Curiosity self-portrait at “Windjana” drilling site. The Mars rover used the camera at the end of its arm in April and May 2014 to take dozens of component images combined into this space-based selfie. Credit: NASA/JPL-Caltech/MSSS

Curiosity self-portrait at “Windjana” drilling site. The Mars rover used the camera at the end of its arm in April and May 2014 to take dozens of component images combined into this space-based selfie.
Credit: NASA/JPL-Caltech/MSSS

Engineers on Earth are trying to get a little traction about wheels on Mars.

NASA’s Curiosity rover is showing wheel “wear and tear” that engineers did not expect this early into the mission. Getting to Mount Sharp is a priority, but the robot has had to adjust its driving to compensate for the wheel damage.

Sharp, pointy rocks have played havoc with Curiosity’s wheels, forcing driving teams to seek soft patches of sandy Martian soil.

To help lessen the wheel issues on Mars a team of experts recently visiting the Dumont Dunes in California’s Mojave Desert, near Death Valley.

Wheel damage shown in this Mast Camera (Mastcam) image. Credit: MSSS-MALIN

Wheel damage shown in this Mast Camera (Mastcam) image.
Credit: MSSS-MALIN

Scarecrow

Making use of a Curiosity’s test vehicle for driving, Scarecrow, engineers earlier this month appraised plotting a pathway on the Red Planet that involves trekking across less-damaging sand ripples.

Scarecrow has a full-size version of Curiosity’s wheels and other driving equipment, but doesn’t have the “brains.” Engineers use it to test drive on different types of terrain.

Desert double on Earth, Scarecrow, has a full-size version of Curiosity’s wheels and other driving equipment. Engineers use it to test drive on different types of terrain.  Credit: NASA/JPL-Caltech

Desert double on Earth, Scarecrow, has a full-size version of Curiosity’s wheels and other driving equipment. Engineers use it to test drive on different types of terrain.
Credit: NASA/JPL-Caltech

Curiosity is halfway to Mount Sharp, a three-mile-high mountain which scientists call “the Promised Land.” At the base of Mount Sharp, scientists expect to find a variety of rocks and minerals stacked in layers. Each layer could tell a story about what the environment was like when the layer formed as well as any changes through time.

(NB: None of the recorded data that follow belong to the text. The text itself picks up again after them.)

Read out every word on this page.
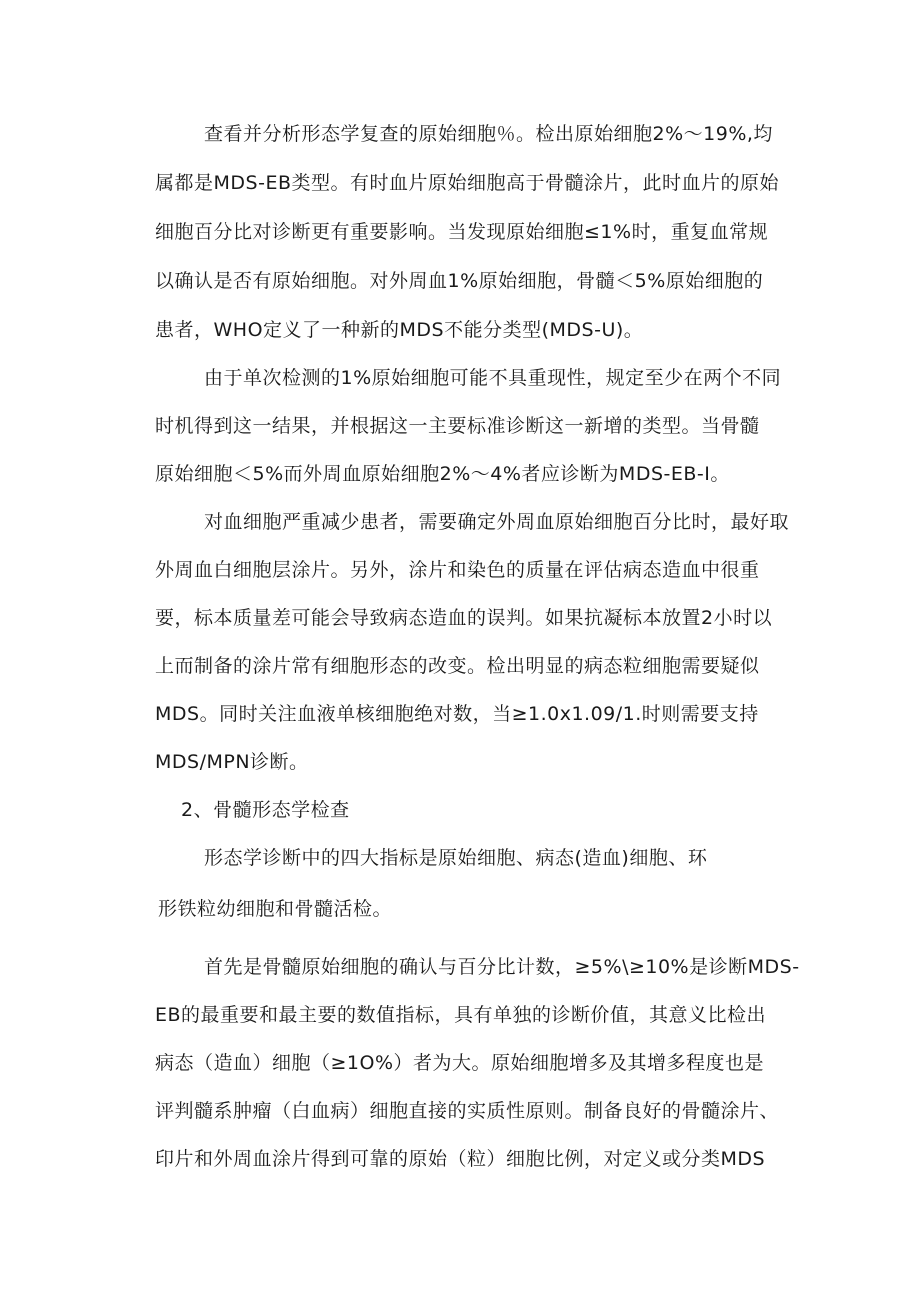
查看并分析形态学复查的原始细胞％。检出原始细胞2%～19%,均
属都是MDS-EB类型。有时血片原始细胞高于骨髓涂片，此时血片的原始
细胞百分比对诊断更有重要影响。当发现原始细胞≤1%时，重复血常规
以确认是否有原始细胞。对外周血1%原始细胞，骨髓＜5%原始细胞的
患者，WHO定义了一种新的MDS不能分类型(MDS-U)。
由于单次检测的1%原始细胞可能不具重现性，规定至少在两个不同
时机得到这一结果，并根据这一主要标准诊断这一新增的类型。当骨髓
原始细胞＜5%而外周血原始细胞2%～4%者应诊断为MDS-EB-I。
对血细胞严重减少患者，需要确定外周血原始细胞百分比时，最好取
外周血白细胞层涂片。另外，涂片和染色的质量在评估病态造血中很重
要，标本质量差可能会导致病态造血的误判。如果抗凝标本放置2小时以
上而制备的涂片常有细胞形态的改变。检出明显的病态粒细胞需要疑似
MDS。同时关注血液单核细胞绝对数，当≥1.0x1.09/1.时则需要支持
MDS/MPN诊断。
2、骨髓形态学检查
形态学诊断中的四大指标是原始细胞、病态(造血)细胞、环
形铁粒幼细胞和骨髓活检。
首先是骨髓原始细胞的确认与百分比计数，≥5%\≥10%是诊断MDS-
EB的最重要和最主要的数值指标，具有单独的诊断价值，其意义比检出
病态（造血）细胞（≥1O%）者为大。原始细胞增多及其增多程度也是
评判髓系肿瘤（白血病）细胞直接的实质性原则。制备良好的骨髓涂片、
印片和外周血涂片得到可靠的原始（粒）细胞比例，对定义或分类MDS
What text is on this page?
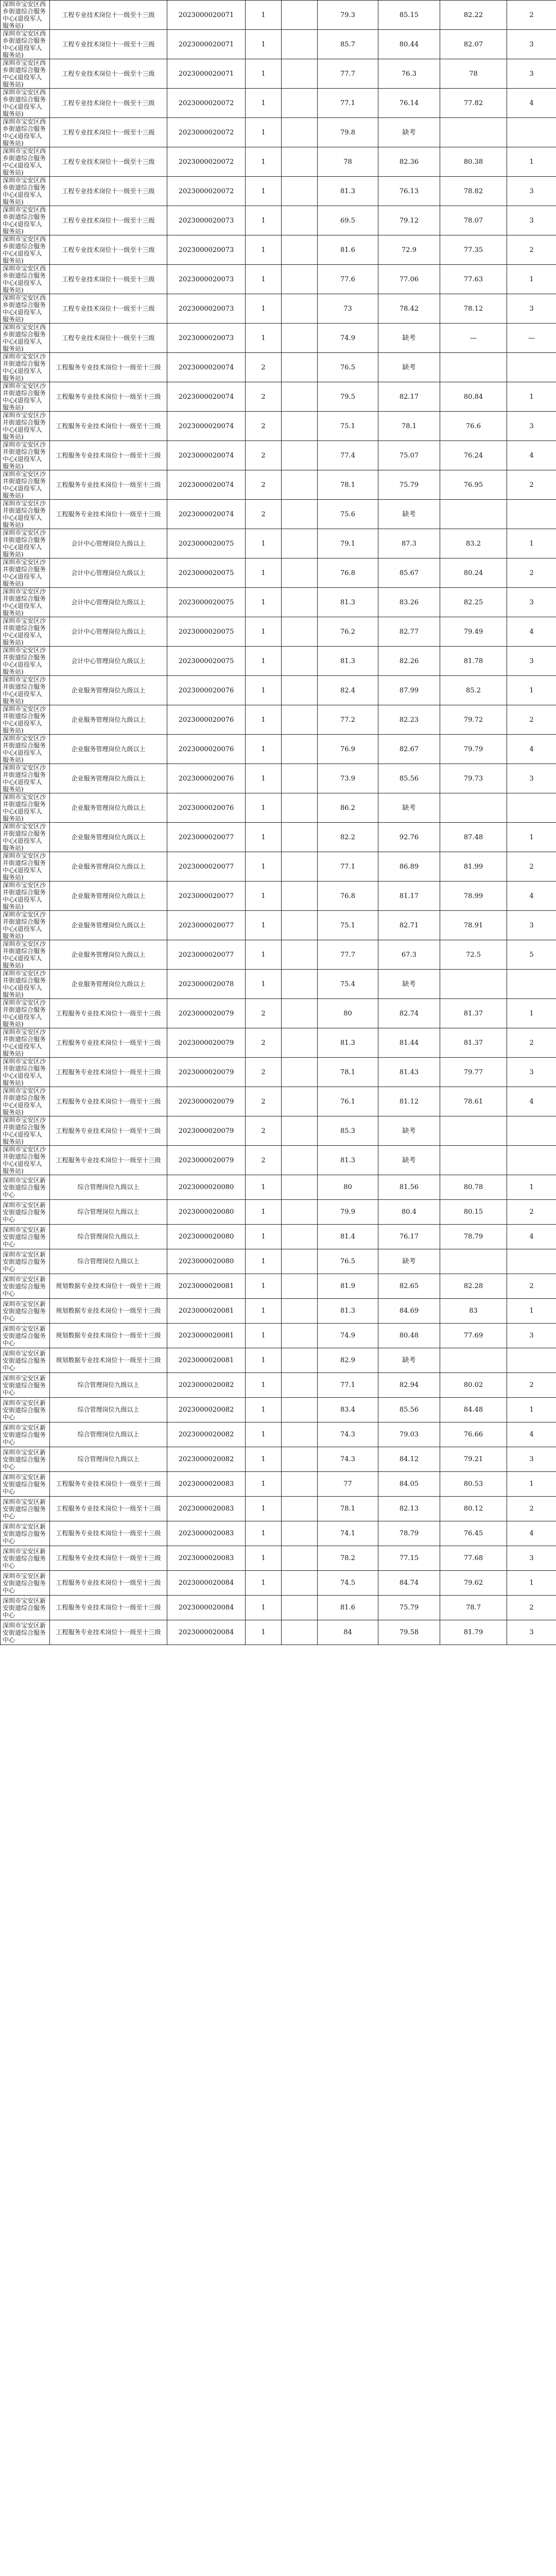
深圳市宝安区西乡街道综合服务中心(退役军人服务站)	工程专业技术岗位十一级至十三级	2023000020071	1		79.3	85.15	82.22	2
深圳市宝安区西乡街道综合服务中心(退役军人服务站)	工程专业技术岗位十一级至十三级	2023000020071	1		85.7	80.44	82.07	3
深圳市宝安区西乡街道综合服务中心(退役军人服务站)	工程专业技术岗位十一级至十三级	2023000020071	1		77.7	76.3	78	3
深圳市宝安区西乡街道综合服务中心(退役军人服务站)	工程专业技术岗位十一级至十三级	2023000020072	1		77.1	76.14	77.82	4
深圳市宝安区西乡街道综合服务中心(退役军人服务站)	工程专业技术岗位十一级至十三级	2023000020072	1		79.8	缺考		
深圳市宝安区西乡街道综合服务中心(退役军人服务站)	工程专业技术岗位十一级至十三级	2023000020072	1		78	82.36	80.38	1
深圳市宝安区西乡街道综合服务中心(退役军人服务站)	工程专业技术岗位十一级至十三级	2023000020072	1		81.3	76.13	78.82	3
深圳市宝安区西乡街道综合服务中心(退役军人服务站)	工程专业技术岗位十一级至十三级	2023000020073	1		69.5	79.12	78.07	3
深圳市宝安区西乡街道综合服务中心(退役军人服务站)	工程专业技术岗位十一级至十三级	2023000020073	1		81.6	72.9	77.35	2
深圳市宝安区西乡街道综合服务中心(退役军人服务站)	工程专业技术岗位十一级至十三级	2023000020073	1		77.6	77.06	77.63	1
深圳市宝安区西乡街道综合服务中心(退役军人服务站)	工程专业技术岗位十一级至十三级	2023000020073	1		73	78.42	78.12	3
深圳市宝安区西乡街道综合服务中心(退役军人服务站)	工程专业技术岗位十一级至十三级	2023000020073	1		74.9	缺考	—	—
深圳市宝安区沙井街道综合服务中心(退役军人服务站)	工程服务专业技术岗位十一级至十三级	2023000020074	2		76.5	缺考		
深圳市宝安区沙井街道综合服务中心(退役军人服务站)	工程服务专业技术岗位十一级至十三级	2023000020074	2		79.5	82.17	80.84	1
深圳市宝安区沙井街道综合服务中心(退役军人服务站)	工程服务专业技术岗位十一级至十三级	2023000020074	2		75.1	78.1	76.6	3
深圳市宝安区沙井街道综合服务中心(退役军人服务站)	工程服务专业技术岗位十一级至十三级	2023000020074	2		77.4	75.07	76.24	4
深圳市宝安区沙井街道综合服务中心(退役军人服务站)	工程服务专业技术岗位十一级至十三级	2023000020074	2		78.1	75.79	76.95	2
深圳市宝安区沙井街道综合服务中心(退役军人服务站)	工程服务专业技术岗位十一级至十三级	2023000020074	2		75.6	缺考		
深圳市宝安区沙井街道综合服务中心(退役军人服务站)	会计中心管理岗位九级以上	2023000020075	1		79.1	87.3	83.2	1
深圳市宝安区沙井街道综合服务中心(退役军人服务站)	会计中心管理岗位九级以上	2023000020075	1		76.8	85.67	80.24	2
深圳市宝安区沙井街道综合服务中心(退役军人服务站)	会计中心管理岗位九级以上	2023000020075	1		81.3	83.26	82.25	3
深圳市宝安区沙井街道综合服务中心(退役军人服务站)	会计中心管理岗位九级以上	2023000020075	1		76.2	82.77	79.49	4
深圳市宝安区沙井街道综合服务中心(退役军人服务站)	会计中心管理岗位九级以上	2023000020075	1		81.3	82.26	81.78	3
深圳市宝安区沙井街道综合服务中心(退役军人服务站)	企业服务管理岗位九级以上	2023000020076	1		82.4	87.99	85.2	1
深圳市宝安区沙井街道综合服务中心(退役军人服务站)	企业服务管理岗位九级以上	2023000020076	1		77.2	82.23	79.72	2
深圳市宝安区沙井街道综合服务中心(退役军人服务站)	企业服务管理岗位九级以上	2023000020076	1		76.9	82.67	79.79	4
深圳市宝安区沙井街道综合服务中心(退役军人服务站)	企业服务管理岗位九级以上	2023000020076	1		73.9	85.56	79.73	3
深圳市宝安区沙井街道综合服务中心(退役军人服务站)	企业服务管理岗位九级以上	2023000020076	1		86.2	缺考		
深圳市宝安区沙井街道综合服务中心(退役军人服务站)	企业服务管理岗位九级以上	2023000020077	1		82.2	92.76	87.48	1
深圳市宝安区沙井街道综合服务中心(退役军人服务站)	企业服务管理岗位九级以上	2023000020077	1		77.1	86.89	81.99	2
深圳市宝安区沙井街道综合服务中心(退役军人服务站)	企业服务管理岗位九级以上	2023000020077	1		76.8	81.17	78.99	4
深圳市宝安区沙井街道综合服务中心(退役军人服务站)	企业服务管理岗位九级以上	2023000020077	1		75.1	82.71	78.91	3
深圳市宝安区沙井街道综合服务中心(退役军人服务站)	企业服务管理岗位九级以上	2023000020077	1		77.7	67.3	72.5	5
深圳市宝安区沙井街道综合服务中心(退役军人服务站)	企业服务管理岗位九级以上	2023000020078	1		75.4	缺考		
深圳市宝安区沙井街道综合服务中心(退役军人服务站)	工程服务专业技术岗位十一级至十三级	2023000020079	2		80	82.74	81.37	1
深圳市宝安区沙井街道综合服务中心(退役军人服务站)	工程服务专业技术岗位十一级至十三级	2023000020079	2		81.3	81.44	81.37	2
深圳市宝安区沙井街道综合服务中心(退役军人服务站)	工程服务专业技术岗位十一级至十三级	2023000020079	2		78.1	81.43	79.77	3
深圳市宝安区沙井街道综合服务中心(退役军人服务站)	工程服务专业技术岗位十一级至十三级	2023000020079	2		76.1	81.12	78.61	4
深圳市宝安区沙井街道综合服务中心(退役军人服务站)	工程服务专业技术岗位十一级至十三级	2023000020079	2		85.3	缺考		
深圳市宝安区沙井街道综合服务中心(退役军人服务站)	工程服务专业技术岗位十一级至十三级	2023000020079	2		81.3	缺考		
深圳市宝安区新安街道综合服务中心	综合管理岗位九级以上	2023000020080	1		80	81.56	80.78	1
深圳市宝安区新安街道综合服务中心	综合管理岗位九级以上	2023000020080	1		79.9	80.4	80.15	2
深圳市宝安区新安街道综合服务中心	综合管理岗位九级以上	2023000020080	1		81.4	76.17	78.79	4
深圳市宝安区新安街道综合服务中心	综合管理岗位九级以上	2023000020080	1		76.5	缺考		
深圳市宝安区新安街道综合服务中心	规划数据专业技术岗位十一级至十三级	2023000020081	1		81.9	82.65	82.28	2
深圳市宝安区新安街道综合服务中心	规划数据专业技术岗位十一级至十三级	2023000020081	1		81.3	84.69	83	1
深圳市宝安区新安街道综合服务中心	规划数据专业技术岗位十一级至十三级	2023000020081	1		74.9	80.48	77.69	3
深圳市宝安区新安街道综合服务中心	规划数据专业技术岗位十一级至十三级	2023000020081	1		82.9	缺考		
深圳市宝安区新安街道综合服务中心	综合管理岗位九级以上	2023000020082	1		77.1	82.94	80.02	2
深圳市宝安区新安街道综合服务中心	综合管理岗位九级以上	2023000020082	1		83.4	85.56	84.48	1
深圳市宝安区新安街道综合服务中心	综合管理岗位九级以上	2023000020082	1		74.3	79.03	76.66	4
深圳市宝安区新安街道综合服务中心	综合管理岗位九级以上	2023000020082	1		74.3	84.12	79.21	3
深圳市宝安区新安街道综合服务中心	工程服务专业技术岗位十一级至十三级	2023000020083	1		77	84.05	80.53	1
深圳市宝安区新安街道综合服务中心	工程服务专业技术岗位十一级至十三级	2023000020083	1		78.1	82.13	80.12	2
深圳市宝安区新安街道综合服务中心	工程服务专业技术岗位十一级至十三级	2023000020083	1		74.1	78.79	76.45	4
深圳市宝安区新安街道综合服务中心	工程服务专业技术岗位十一级至十三级	2023000020083	1		78.2	77.15	77.68	3
深圳市宝安区新安街道综合服务中心	工程服务专业技术岗位十一级至十三级	2023000020084	1		74.5	84.74	79.62	1
深圳市宝安区新安街道综合服务中心	工程服务专业技术岗位十一级至十三级	2023000020084	1		81.6	75.79	78.7	2
深圳市宝安区新安街道综合服务中心	工程服务专业技术岗位十一级至十三级	2023000020084	1		84	79.58	81.79	3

Wheel damage is shown on NASA’s Mars rover Curiosity. Image was acquired on June 22 using its Mars Hand Lens Imager (MAHLI), located on the turret at the end of the rover’s robotic arm. Credit: NASA/JPL-Caltech/Malin Space Science Systems

Wheel damage is shown on NASA’s Mars rover Curiosity. Image was acquired on June 22 using its Mars Hand Lens Imager (MAHLI), located on the turret at the end of the rover’s robotic arm.
Credit: NASA/JPL-Caltech/Malin Space Science Systems

2 Responses to “Mars Rover’s Wheel Wear and Tear”

  • Gary Hareland says:

    I just drove by Dumont Dunes on my way to and from Pahrump, Nevada and wish I knew when NASA was testing Scarecrow because I would have wanted to observe the test ! 🙂 In any case I wish them every success in resolving this wheel problem ! 🙂

  • I just added this site to my rss reader, great stuff. Cannot get enough!